In a Probability book by Karr, the Indicator random variable is defined as follows:
Indicator random variable. The indicator function of an event A is a random variable: for each B,
{$1_A\le t$} = $\begin{cases} \emptyset & \mbox{if 0 $\notin$ B, 1$\notin$ B} \\ A^c & \mbox{if 0 $\in$ B, 1$\notin$ B} \\ A & \mbox{if 0 $\notin$ B, 1$\in$ B} \\ \Omega & \mbox{if 0 $\in$ B, 1$\in$ B,} \end{cases}$
and in each case {$1_A\le t$} $\in \mathcal{F}$. Conversely, if A is subset of $\Omega$ such that $1_A$ is a random variable, then since A = {$1_A = 1$}, A is an event. Thus, indicator functions link events and random variables.

In my lecture notes, this is defined differently as follows:
Random indicators. For an event $A\in\mathcal{F}$, {$1_A\le t$} = $\begin{cases} \emptyset, & \mbox{$t<0$,} \\ A^c, & \mbox{$0\le t<1$,} \\ \Omega, & \mbox{$t\ge 1$.} \end{cases}$

I am not sure about the differences and the intuition behind them.

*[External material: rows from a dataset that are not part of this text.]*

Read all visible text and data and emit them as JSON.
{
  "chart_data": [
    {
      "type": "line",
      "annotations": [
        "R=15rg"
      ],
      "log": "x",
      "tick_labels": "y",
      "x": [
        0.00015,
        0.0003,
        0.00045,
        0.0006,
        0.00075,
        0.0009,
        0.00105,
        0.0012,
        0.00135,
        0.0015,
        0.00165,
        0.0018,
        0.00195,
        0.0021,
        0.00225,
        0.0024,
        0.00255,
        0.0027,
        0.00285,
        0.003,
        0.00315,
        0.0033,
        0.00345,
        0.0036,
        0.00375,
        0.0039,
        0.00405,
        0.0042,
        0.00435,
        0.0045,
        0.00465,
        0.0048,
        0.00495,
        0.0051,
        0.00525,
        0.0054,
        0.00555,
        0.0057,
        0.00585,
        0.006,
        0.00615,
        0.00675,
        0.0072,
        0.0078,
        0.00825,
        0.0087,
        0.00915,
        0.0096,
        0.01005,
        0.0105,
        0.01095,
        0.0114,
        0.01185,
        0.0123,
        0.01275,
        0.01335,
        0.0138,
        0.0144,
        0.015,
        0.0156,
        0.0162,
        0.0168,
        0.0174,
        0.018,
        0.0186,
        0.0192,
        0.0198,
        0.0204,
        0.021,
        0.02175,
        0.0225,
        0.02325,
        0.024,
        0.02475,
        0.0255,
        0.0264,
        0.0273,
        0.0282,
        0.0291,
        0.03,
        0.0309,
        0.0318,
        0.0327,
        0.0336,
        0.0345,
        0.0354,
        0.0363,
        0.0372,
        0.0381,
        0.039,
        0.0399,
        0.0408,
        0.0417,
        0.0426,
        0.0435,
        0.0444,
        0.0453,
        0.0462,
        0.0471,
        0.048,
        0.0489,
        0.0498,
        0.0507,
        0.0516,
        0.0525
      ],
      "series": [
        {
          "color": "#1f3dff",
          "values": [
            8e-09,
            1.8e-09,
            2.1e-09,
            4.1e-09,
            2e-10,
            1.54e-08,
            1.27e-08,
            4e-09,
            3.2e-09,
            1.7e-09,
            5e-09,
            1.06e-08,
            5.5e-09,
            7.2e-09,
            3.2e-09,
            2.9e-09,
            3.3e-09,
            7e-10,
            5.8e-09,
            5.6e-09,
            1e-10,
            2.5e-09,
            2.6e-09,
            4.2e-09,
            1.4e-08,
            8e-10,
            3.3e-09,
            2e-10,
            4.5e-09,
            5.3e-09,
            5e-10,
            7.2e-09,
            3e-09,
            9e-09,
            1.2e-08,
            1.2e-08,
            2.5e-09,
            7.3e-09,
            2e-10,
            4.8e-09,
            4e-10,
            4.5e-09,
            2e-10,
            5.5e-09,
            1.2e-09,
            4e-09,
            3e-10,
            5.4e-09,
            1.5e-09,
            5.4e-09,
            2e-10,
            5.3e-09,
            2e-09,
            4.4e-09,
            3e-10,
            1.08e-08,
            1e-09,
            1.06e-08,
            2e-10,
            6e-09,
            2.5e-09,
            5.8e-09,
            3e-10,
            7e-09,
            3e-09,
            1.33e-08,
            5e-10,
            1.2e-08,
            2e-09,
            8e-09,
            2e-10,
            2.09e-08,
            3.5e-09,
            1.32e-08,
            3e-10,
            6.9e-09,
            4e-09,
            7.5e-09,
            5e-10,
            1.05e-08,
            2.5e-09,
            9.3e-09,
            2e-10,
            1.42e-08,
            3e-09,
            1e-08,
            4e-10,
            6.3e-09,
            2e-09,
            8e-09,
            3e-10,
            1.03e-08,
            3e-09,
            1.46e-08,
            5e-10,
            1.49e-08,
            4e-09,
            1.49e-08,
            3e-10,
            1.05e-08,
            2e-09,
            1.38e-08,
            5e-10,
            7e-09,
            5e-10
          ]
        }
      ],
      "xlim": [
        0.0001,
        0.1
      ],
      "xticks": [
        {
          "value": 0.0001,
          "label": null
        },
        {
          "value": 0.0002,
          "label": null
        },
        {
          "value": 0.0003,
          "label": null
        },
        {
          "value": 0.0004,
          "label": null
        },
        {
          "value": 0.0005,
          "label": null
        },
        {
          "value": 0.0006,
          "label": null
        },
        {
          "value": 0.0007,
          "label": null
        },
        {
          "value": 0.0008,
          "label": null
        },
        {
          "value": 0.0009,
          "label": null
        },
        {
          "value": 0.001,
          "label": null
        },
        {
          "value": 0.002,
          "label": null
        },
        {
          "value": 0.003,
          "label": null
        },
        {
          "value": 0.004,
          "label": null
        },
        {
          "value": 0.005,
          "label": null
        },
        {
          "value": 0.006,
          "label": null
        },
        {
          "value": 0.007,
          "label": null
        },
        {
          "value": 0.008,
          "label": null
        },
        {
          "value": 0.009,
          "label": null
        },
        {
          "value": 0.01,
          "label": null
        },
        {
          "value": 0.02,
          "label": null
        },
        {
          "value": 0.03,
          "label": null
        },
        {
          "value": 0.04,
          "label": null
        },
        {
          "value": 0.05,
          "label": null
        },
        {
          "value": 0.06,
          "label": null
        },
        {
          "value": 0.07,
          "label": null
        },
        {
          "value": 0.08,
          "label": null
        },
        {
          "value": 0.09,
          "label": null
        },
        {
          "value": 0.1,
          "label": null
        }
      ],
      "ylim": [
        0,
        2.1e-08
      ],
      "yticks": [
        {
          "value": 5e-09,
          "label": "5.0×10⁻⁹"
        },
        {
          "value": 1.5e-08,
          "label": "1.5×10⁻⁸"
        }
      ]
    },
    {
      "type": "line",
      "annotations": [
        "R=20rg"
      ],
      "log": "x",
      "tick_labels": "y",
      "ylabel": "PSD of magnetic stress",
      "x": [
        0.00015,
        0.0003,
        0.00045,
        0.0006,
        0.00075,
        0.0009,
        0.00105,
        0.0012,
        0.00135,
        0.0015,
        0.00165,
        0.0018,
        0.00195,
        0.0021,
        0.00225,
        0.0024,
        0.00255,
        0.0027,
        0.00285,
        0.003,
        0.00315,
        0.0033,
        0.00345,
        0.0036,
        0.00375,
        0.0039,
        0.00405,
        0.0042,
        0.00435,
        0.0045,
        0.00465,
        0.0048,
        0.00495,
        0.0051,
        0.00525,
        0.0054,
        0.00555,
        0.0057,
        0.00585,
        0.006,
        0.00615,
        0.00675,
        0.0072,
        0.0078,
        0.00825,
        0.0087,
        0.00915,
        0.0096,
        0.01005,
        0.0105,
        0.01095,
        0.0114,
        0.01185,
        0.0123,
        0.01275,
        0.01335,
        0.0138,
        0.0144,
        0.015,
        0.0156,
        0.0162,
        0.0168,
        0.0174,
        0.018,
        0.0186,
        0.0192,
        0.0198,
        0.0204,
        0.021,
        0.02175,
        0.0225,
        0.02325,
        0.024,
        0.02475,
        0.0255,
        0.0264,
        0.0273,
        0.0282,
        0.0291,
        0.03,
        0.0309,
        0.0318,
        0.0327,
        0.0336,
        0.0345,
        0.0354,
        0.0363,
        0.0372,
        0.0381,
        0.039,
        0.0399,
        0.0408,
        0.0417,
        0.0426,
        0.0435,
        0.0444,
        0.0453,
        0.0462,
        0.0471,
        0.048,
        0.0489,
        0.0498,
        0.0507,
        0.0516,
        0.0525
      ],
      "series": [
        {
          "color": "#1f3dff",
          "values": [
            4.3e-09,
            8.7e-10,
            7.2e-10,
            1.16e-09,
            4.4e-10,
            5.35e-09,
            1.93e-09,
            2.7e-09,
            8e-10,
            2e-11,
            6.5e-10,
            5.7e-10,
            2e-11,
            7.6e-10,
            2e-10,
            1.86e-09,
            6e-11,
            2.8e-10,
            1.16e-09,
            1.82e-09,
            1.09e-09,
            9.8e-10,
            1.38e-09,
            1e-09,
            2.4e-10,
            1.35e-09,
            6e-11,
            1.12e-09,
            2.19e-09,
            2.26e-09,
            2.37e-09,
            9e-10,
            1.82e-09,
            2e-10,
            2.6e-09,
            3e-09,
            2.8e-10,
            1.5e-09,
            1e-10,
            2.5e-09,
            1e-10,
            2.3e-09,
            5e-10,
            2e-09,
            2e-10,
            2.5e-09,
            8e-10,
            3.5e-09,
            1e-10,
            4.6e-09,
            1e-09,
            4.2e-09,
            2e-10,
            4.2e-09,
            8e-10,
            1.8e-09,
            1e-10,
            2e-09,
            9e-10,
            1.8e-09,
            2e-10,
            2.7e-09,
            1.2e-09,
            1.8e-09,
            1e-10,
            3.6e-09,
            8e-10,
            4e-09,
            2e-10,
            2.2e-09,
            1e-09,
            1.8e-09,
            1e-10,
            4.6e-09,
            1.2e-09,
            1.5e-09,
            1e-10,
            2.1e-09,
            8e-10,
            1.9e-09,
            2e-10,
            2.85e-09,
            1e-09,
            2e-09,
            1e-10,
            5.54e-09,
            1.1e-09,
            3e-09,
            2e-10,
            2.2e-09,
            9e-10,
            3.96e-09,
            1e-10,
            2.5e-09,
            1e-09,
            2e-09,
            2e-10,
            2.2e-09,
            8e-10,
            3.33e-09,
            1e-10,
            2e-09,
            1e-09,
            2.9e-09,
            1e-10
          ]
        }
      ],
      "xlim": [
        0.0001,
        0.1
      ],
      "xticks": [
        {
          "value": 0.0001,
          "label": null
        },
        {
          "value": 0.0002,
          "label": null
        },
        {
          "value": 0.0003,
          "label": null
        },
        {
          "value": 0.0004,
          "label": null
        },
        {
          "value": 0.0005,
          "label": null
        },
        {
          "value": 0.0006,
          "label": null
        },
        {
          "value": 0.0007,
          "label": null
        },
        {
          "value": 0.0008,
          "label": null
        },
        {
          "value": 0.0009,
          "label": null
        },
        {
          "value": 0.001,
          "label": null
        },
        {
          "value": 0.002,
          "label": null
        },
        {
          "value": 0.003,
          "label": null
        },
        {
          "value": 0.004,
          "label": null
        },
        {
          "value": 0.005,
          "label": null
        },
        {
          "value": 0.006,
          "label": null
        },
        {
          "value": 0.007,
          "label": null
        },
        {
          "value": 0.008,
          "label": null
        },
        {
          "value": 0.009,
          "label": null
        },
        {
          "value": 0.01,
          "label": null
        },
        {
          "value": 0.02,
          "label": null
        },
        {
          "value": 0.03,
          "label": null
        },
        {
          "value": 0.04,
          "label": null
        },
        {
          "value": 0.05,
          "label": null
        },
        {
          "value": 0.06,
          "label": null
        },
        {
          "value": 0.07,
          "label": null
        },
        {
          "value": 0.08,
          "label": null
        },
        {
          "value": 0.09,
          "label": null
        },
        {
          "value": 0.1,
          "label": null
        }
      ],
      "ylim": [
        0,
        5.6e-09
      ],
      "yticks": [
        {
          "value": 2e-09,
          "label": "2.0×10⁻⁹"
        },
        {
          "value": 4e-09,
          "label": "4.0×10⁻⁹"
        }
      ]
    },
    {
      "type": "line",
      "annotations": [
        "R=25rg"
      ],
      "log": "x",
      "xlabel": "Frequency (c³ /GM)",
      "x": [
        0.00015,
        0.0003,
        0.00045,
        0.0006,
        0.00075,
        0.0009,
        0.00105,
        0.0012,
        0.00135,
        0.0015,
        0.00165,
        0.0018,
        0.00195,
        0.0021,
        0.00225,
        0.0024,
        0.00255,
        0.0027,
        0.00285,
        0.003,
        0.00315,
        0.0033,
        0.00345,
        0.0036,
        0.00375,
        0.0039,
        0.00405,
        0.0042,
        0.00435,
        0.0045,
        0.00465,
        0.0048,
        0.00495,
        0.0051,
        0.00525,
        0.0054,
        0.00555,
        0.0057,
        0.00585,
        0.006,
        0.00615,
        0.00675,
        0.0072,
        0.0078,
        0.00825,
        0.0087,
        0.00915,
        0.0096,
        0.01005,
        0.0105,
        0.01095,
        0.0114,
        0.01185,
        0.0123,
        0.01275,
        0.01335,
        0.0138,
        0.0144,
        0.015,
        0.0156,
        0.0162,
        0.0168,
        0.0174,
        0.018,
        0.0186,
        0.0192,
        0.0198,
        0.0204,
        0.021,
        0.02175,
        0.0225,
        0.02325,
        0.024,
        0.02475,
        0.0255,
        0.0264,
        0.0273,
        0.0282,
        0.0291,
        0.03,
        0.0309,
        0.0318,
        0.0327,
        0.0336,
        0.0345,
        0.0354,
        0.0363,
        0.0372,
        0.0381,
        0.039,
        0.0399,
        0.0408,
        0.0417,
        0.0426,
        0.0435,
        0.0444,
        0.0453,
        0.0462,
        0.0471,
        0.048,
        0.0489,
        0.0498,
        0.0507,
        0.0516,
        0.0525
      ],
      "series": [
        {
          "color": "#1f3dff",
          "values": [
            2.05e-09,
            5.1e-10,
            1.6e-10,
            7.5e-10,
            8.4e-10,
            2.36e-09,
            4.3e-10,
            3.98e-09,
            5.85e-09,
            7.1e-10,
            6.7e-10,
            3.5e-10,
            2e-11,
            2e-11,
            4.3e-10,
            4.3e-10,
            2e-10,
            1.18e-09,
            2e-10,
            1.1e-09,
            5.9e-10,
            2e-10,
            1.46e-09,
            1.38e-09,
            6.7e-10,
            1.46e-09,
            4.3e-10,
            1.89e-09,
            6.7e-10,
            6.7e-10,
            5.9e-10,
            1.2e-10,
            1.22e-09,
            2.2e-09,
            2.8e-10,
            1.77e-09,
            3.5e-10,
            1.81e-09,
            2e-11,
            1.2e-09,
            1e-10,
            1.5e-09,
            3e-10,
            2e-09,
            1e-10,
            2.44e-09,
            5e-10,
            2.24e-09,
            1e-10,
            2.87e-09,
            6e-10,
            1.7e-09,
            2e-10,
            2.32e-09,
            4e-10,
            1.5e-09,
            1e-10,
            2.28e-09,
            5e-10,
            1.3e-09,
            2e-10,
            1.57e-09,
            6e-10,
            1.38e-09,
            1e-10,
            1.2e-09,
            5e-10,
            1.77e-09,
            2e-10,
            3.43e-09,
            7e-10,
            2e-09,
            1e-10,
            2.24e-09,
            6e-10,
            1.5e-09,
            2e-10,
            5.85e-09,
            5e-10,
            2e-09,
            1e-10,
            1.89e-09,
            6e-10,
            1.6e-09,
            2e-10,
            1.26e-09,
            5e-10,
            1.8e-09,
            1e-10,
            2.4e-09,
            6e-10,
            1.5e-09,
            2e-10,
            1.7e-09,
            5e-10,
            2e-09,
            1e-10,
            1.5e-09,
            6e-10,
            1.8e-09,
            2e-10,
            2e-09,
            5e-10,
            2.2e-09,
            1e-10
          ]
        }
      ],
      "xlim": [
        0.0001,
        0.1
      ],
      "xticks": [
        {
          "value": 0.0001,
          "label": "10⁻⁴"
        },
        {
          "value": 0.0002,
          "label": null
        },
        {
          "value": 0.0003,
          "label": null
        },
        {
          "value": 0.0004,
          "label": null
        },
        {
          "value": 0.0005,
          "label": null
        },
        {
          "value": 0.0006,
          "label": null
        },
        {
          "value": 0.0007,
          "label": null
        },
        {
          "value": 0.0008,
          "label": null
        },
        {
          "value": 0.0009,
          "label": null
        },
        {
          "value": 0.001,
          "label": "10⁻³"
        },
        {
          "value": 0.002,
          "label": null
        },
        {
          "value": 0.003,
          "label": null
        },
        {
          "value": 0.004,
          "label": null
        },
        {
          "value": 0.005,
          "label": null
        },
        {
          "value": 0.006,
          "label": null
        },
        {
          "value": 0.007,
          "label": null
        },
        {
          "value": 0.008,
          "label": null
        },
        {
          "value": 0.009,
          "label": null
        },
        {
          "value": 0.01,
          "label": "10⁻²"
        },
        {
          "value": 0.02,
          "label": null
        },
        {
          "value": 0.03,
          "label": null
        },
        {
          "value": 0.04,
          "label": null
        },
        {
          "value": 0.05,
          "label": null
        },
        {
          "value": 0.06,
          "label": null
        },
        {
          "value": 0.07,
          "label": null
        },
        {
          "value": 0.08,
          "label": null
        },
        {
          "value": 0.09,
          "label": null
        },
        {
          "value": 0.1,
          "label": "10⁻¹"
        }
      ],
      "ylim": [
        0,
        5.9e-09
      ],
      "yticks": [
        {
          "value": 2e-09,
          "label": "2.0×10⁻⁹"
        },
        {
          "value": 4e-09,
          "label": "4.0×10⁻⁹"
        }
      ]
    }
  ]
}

For the textbook one, why in there is no $t$ in the description of the function, only B appears.
Any detailed explanations for each case (textbook and lecture notes) are greatly appreciated.

Answer 1

Let me suggest to squarely forget these so-called definitions and to stick to the following, more canonical, version:

In a reference set $\Omega$, for every $A\subseteq\Omega$, the function $\mathbf 1_A:\Omega\to\mathbb R$ is defined by $\mathbf 1_A(\omega)=1$ if $\omega\in A$ and $\mathbf 1_A(\omega)=0$ if $\omega\in\Omega\setminus A$.

When the space $\Omega$ is measurable, that is, when one is given a sigma-algebra $\mathcal F$ on $\Omega$, then $\mathbf 1_A$ is measurable if and only if $A$ is in $\mathcal F$, as is easily seen since $A=(\mathbf 1_A)^{-1}(\{1\})$.

The function $\mathbf 1_A$ is often called the indicator function of the set $A$ by probabilists, its characteristic function by analysts, and it is also denoted by $\chi_A$.